Someone Finally Fixed This Brilliant, Infuriating Classic Videogame

A mod for Grim Fandango changes its frustrating control scheme to a traditional point-and-click interface.
Screengrab WIRED
Screengrab: WIRED

LucasArts' Grim Fandango is one of the best and most beloved adventure games ever made. But unlike the vast majority of games in its genre, Tim Schafer's 1998 dark comedy neo-noir adventure features a frustrating, unwieldy control scheme.

Where most adventure games utilize a point-and-click interface to move and interact with objects and the world, Grim Fandango uses a system that has come to be known as "tank controls." The left and right arrow keys rotate deceased travel agent Manny Calavera in place, and the up arrow moves him forward.

Tank controls aren't so bad in games in which "forward" is synonymous with "away from the camera" – a first-person shooter, for instance.
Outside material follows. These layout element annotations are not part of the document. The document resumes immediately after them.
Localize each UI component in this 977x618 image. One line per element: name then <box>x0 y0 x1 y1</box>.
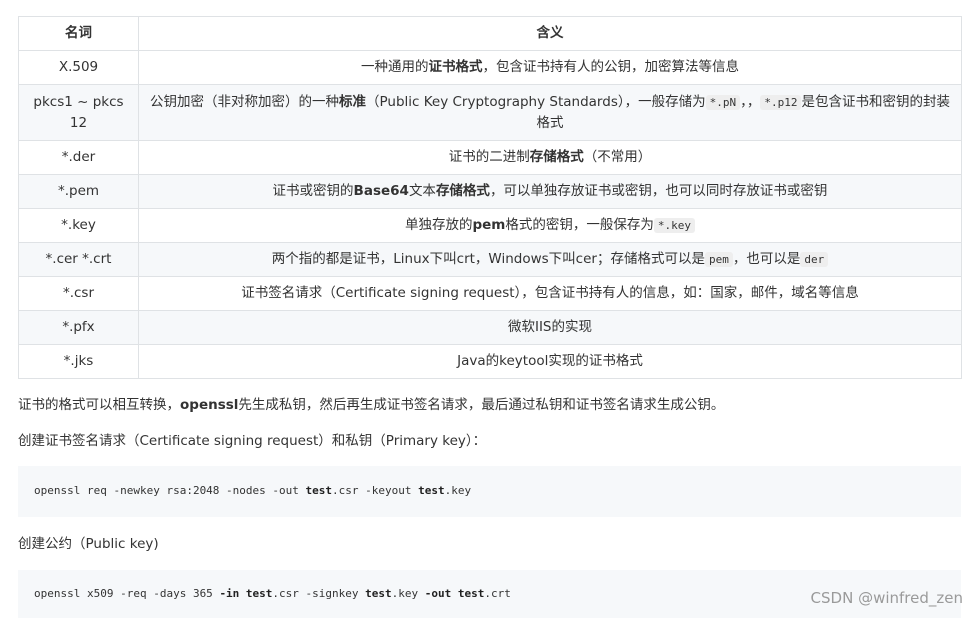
bold-text: openssl <box>180 397 239 413</box>
text-segment: （不常用） <box>583 149 652 165</box>
inline-code: *.key <box>653 218 695 233</box>
code-token: .key <box>444 484 472 497</box>
header-term: 名词 <box>18 16 139 51</box>
text-segment: 一种通用的 <box>361 59 429 75</box>
meaning-cell: 一种通用的证书格式，包含证书持有人的公钥，加密算法等信息 <box>138 50 962 85</box>
code-token: .csr -keyout <box>332 484 419 497</box>
csdn-watermark: CSDN @winfred_zen <box>810 589 963 607</box>
text-segment: 证书的二进制 <box>448 149 530 165</box>
bold-text: pem <box>472 217 506 233</box>
text-segment: 先生成私钥，然后再生成证书签名请求，最后通过私钥和证书签名请求生成公钥。 <box>238 397 725 413</box>
bold-text: 标准 <box>339 93 366 110</box>
meaning-cell: 微软IIS的实现 <box>138 310 962 345</box>
csr-heading-paragraph: 创建证书签名请求（Certificate signing request）和私钥… <box>18 433 487 449</box>
text-segment: 两个指的都是证书，Linux下叫crt，Windows下叫cer；存储格式可以是 <box>271 251 705 267</box>
table-row: X.509 一种通用的证书格式，包含证书持有人的公钥，加密算法等信息 <box>18 50 962 85</box>
code-block-csr[interactable]: openssl req -newkey rsa:2048 -nodes -out… <box>18 466 961 517</box>
table-row: *.key 单独存放的pem格式的密钥，一般保存为 *.key <box>18 208 962 243</box>
code-line: openssl x509 -req -days 365 -in test.csr… <box>34 585 945 603</box>
table-row: *.csr 证书签名请求（Certificate signing request）… <box>18 276 962 311</box>
meaning-cell: 证书或密钥的Base64文本存储格式，可以单独存放证书或密钥，也可以同时存放证书… <box>138 174 962 209</box>
meaning-cell: 单独存放的pem格式的密钥，一般保存为 *.key <box>138 208 962 243</box>
term-cell: X.509 <box>18 50 139 85</box>
meaning-cell: Java的keytool实现的证书格式 <box>138 344 962 379</box>
bold-text: Base64 <box>353 183 409 199</box>
code-token-bold: -in test <box>219 587 273 600</box>
term-cell: *.der <box>18 140 139 175</box>
text-segment: ，也可以是 <box>732 251 801 267</box>
table-body: X.509 一种通用的证书格式，包含证书持有人的公钥，加密算法等信息 pkcs1 ~… <box>18 50 962 379</box>
inline-code: *.pN <box>705 94 741 110</box>
table-row: *.jks Java的keytool实现的证书格式 <box>18 344 962 379</box>
inline-code: pem <box>704 252 733 267</box>
text-segment: 证书的格式可以相互转换， <box>18 397 180 413</box>
meaning-cell: 两个指的都是证书，Linux下叫crt，Windows下叫cer；存储格式可以是… <box>138 242 962 277</box>
text-segment: ，可以单独存放证书或密钥，也可以同时存放证书或密钥 <box>489 183 828 199</box>
text-segment: 单独存放的 <box>404 217 473 233</box>
table-header-row: 名词 含义 <box>18 16 962 51</box>
text-segment: 微软IIS的实现 <box>507 319 593 335</box>
term-cell: *.pfx <box>18 310 139 345</box>
text-segment: 文本 <box>408 183 436 199</box>
table-row: *.pfx 微软IIS的实现 <box>18 310 962 345</box>
code-token: .key <box>391 587 425 600</box>
term-cell: *.cer *.crt <box>18 242 139 277</box>
term-cell: pkcs1 ~ pkcs 12 <box>18 84 139 141</box>
inline-code: der <box>800 252 829 267</box>
code-token-bold: test <box>305 484 333 497</box>
bold-text: 存储格式 <box>435 183 490 199</box>
table-row: *.cer *.crt 两个指的都是证书，Linux下叫crt，Windows下叫… <box>18 242 962 277</box>
text-segment: 公钥加密（非对称加密）的一种 <box>150 93 339 110</box>
code-token-bold: test <box>365 587 392 600</box>
term-cell: *.jks <box>18 344 139 379</box>
code-token: .crt <box>484 587 511 600</box>
format-table: 名词 含义 X.509 一种通用的证书格式，包含证书持有人的公钥，加密算法等信息 p… <box>18 16 962 379</box>
table-row: *.pem 证书或密钥的Base64文本存储格式，可以单独存放证书或密钥，也可以同… <box>18 174 962 209</box>
table-row: pkcs1 ~ pkcs 12 公钥加密（非对称加密）的一种标准（Public K… <box>18 84 962 141</box>
bold-text: 证书格式 <box>428 59 483 75</box>
header-meaning: 含义 <box>138 16 962 51</box>
conversion-paragraph: 证书的格式可以相互转换，openssl先生成私钥，然后再生成证书签名请求，最后通… <box>18 394 961 416</box>
term-cell: *.key <box>18 208 139 243</box>
code-line: openssl req -newkey rsa:2048 -nodes -out… <box>34 482 945 500</box>
text-segment: （Public Key Cryptography Standards），一般存储… <box>366 93 706 110</box>
term-cell: *.csr <box>18 276 139 311</box>
code-token-bold: -out test <box>424 587 485 600</box>
article-content: 名词 含义 X.509 一种通用的证书格式，包含证书持有人的公钥，加密算法等信息 p… <box>18 16 962 618</box>
code-token-bold: test <box>418 484 445 497</box>
inline-code: *.p12 <box>760 94 802 110</box>
public-key-heading-paragraph: 创建公约（Public key) <box>18 536 159 552</box>
bold-text: 存储格式 <box>529 149 584 165</box>
code-token: .csr -signkey <box>272 587 366 600</box>
code-token: openssl x509 -req -days 365 <box>34 587 220 600</box>
text-segment: Java的keytool实现的证书格式 <box>457 353 643 369</box>
text-segment: 证书签名请求（Certificate signing request），包含证书… <box>241 285 859 301</box>
meaning-cell: 证书签名请求（Certificate signing request），包含证书… <box>138 276 962 311</box>
term-cell: *.pem <box>18 174 139 209</box>
meaning-cell: 公钥加密（非对称加密）的一种标准（Public Key Cryptography… <box>138 84 962 141</box>
text-segment: 证书或密钥的 <box>272 183 354 199</box>
table-row: *.der 证书的二进制存储格式（不常用） <box>18 140 962 175</box>
text-segment: 格式的密钥，一般保存为 <box>505 217 654 233</box>
text-segment: ，， <box>740 93 761 110</box>
meaning-cell: 证书的二进制存储格式（不常用） <box>138 140 962 175</box>
text-segment: ，包含证书持有人的公钥，加密算法等信息 <box>482 59 740 75</box>
code-token: openssl req -newkey rsa:2048 -nodes -out <box>34 484 306 497</box>
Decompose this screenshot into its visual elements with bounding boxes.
But in games like Grim Fandango, where the camera position often changes, just playing it is like trying to fly a model airplane.

Given its place in the hearts and minds of adventure game fans — the kind who raised more than $3.3 million for Broken Age, Schafer's return to the genre — Grim Fandango deserves better.

An enterprising modder named Tobias Pfaff has created a mod for the game that changes its control scheme to a traditional point-and-click interface. Click where you want to go, and Manny will walk there automatically.

"I got annoyed by the Grim Fandango's tank controls," Pfaff said in a forum post, "so I made a classical point & click interface. The game is now 100% playable with mouse only (bugs to be expected, though)."

It sounds like a simple change, but it's significant for a number of reasons. First and foremost, it's simply better. Grim Fandango's "tank" controls were cumbersome, making movement a chore — in particular, maneuvering over to and interacting with some of the objects in the game.

It was also a challenge from a technical standpoint, as the game was originally designed without mouse controls in mind.

"[Fandango] contains a lot of puzzles with non-standard controls," Pfaff said. "This required massive modifications."

For an adventure game, point-and-click is simply the natural way to play. Grim Fandango finally has the fix it always deserved, and all is right with the world.